De Catharinakerk was de leidende kerk in de Banne. Beiden andere kerken waren hier aan ondergeschikt en de macht van de Catharinakerk was groot.  Zo beheerde de kerk de dijken en ontving inkomsten uit de Sluisvisserij in Zaandam.  Velen hoorden bij de kerk, logisch, want als je ouder werd en niet meer kon werken, of armlastig werd dan was je afhankelijk van de kerk. Sociale voorzieningen zoals we die nu kennen bestonden gewoon niet.

Nu bestaat er een Kerkstempel.

Het oorspronkelijke stempel is in de loop der tijd zoek geraakt, maar en afdruk bestaat er wel. Het is een stempel van de Catharinakerk en op de rand van het stempel staat de tekst:

Filum Triplicatum Non Cito Abrumpitir hetgeen Latijn is en betekent:

Een drievoudig snoer wordt niet spoedig verbroken. (Prediker 4 vers 12).
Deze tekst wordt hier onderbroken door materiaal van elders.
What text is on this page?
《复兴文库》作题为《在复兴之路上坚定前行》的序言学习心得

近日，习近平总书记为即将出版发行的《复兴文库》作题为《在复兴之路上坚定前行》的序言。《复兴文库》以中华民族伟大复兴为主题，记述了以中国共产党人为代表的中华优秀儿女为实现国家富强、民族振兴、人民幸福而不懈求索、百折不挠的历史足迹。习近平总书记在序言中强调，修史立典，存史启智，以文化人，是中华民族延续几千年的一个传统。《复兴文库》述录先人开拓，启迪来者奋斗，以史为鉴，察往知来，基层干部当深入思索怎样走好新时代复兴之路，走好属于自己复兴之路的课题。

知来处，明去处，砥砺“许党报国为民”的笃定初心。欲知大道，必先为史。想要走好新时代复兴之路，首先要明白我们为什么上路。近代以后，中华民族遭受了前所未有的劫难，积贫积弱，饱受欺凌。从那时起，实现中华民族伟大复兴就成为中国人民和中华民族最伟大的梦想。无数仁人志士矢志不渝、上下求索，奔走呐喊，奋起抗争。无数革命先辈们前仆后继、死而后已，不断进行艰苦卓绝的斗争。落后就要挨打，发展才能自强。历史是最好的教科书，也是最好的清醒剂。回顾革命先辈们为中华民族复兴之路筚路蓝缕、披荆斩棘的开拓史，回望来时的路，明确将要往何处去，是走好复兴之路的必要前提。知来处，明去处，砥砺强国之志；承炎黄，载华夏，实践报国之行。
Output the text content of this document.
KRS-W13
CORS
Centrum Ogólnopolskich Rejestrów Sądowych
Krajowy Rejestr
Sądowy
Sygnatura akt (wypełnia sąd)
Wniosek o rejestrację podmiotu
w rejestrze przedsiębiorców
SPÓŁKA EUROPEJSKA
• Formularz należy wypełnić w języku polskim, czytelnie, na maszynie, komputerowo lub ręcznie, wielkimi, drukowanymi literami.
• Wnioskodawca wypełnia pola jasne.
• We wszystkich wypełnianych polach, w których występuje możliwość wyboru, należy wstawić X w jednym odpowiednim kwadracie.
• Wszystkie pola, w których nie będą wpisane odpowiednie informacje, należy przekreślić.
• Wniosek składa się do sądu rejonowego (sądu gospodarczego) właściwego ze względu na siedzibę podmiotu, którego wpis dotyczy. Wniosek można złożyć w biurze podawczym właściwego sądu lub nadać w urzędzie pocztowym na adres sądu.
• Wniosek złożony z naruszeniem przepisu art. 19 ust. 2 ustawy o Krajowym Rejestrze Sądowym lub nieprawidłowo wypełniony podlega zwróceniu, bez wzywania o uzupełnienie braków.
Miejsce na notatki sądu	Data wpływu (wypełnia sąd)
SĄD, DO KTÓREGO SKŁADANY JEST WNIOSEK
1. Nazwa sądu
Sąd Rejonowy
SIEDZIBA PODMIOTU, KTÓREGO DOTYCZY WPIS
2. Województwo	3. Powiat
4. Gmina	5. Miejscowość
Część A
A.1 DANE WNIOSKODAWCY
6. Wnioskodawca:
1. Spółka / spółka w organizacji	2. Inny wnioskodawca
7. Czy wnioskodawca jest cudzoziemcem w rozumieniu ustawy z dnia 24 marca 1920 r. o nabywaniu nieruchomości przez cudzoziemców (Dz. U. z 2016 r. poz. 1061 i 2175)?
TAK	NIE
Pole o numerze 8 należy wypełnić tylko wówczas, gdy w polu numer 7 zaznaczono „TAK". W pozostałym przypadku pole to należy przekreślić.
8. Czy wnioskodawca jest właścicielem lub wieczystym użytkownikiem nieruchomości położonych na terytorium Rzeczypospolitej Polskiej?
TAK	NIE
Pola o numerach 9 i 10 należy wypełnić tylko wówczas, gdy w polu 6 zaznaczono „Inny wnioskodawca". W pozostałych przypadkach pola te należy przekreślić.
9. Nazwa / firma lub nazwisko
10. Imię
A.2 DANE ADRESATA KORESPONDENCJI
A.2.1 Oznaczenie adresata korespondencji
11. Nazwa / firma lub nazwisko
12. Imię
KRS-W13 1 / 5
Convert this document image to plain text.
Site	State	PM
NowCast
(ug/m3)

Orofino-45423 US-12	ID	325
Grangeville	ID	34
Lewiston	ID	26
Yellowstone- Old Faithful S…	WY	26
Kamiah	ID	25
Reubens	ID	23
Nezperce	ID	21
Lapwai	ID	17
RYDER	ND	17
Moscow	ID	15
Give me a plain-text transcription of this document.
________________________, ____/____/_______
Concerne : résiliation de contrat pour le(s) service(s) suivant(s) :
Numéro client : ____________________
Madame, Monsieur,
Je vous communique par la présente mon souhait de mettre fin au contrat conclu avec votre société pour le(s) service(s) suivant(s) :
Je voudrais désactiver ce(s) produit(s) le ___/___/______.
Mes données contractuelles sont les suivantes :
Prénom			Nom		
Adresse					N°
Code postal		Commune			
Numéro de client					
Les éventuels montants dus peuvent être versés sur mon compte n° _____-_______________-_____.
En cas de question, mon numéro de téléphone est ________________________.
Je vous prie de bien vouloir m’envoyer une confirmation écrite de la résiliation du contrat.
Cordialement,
Het is zeer waarschijnlijk dat  dit stempel met deze tekst de drie kerken in de Banne Oostzaan symboliseert.  En om deze waarschijnlijkheid tot een bijna  zekerheid te verheffen : In de Maria Magdalenakerk aan het Kalf is een lezenaar aanwezig met hetzelfde wapen. Gegeven het grote belang van de Catharinakerk voor de middeleeuwse Oostzaanse gemeenschap is zo goed als zeker dat het wapen dat in dit stempel staat in de loop der tijd het wapen van gemeente Oostzaan is geworden.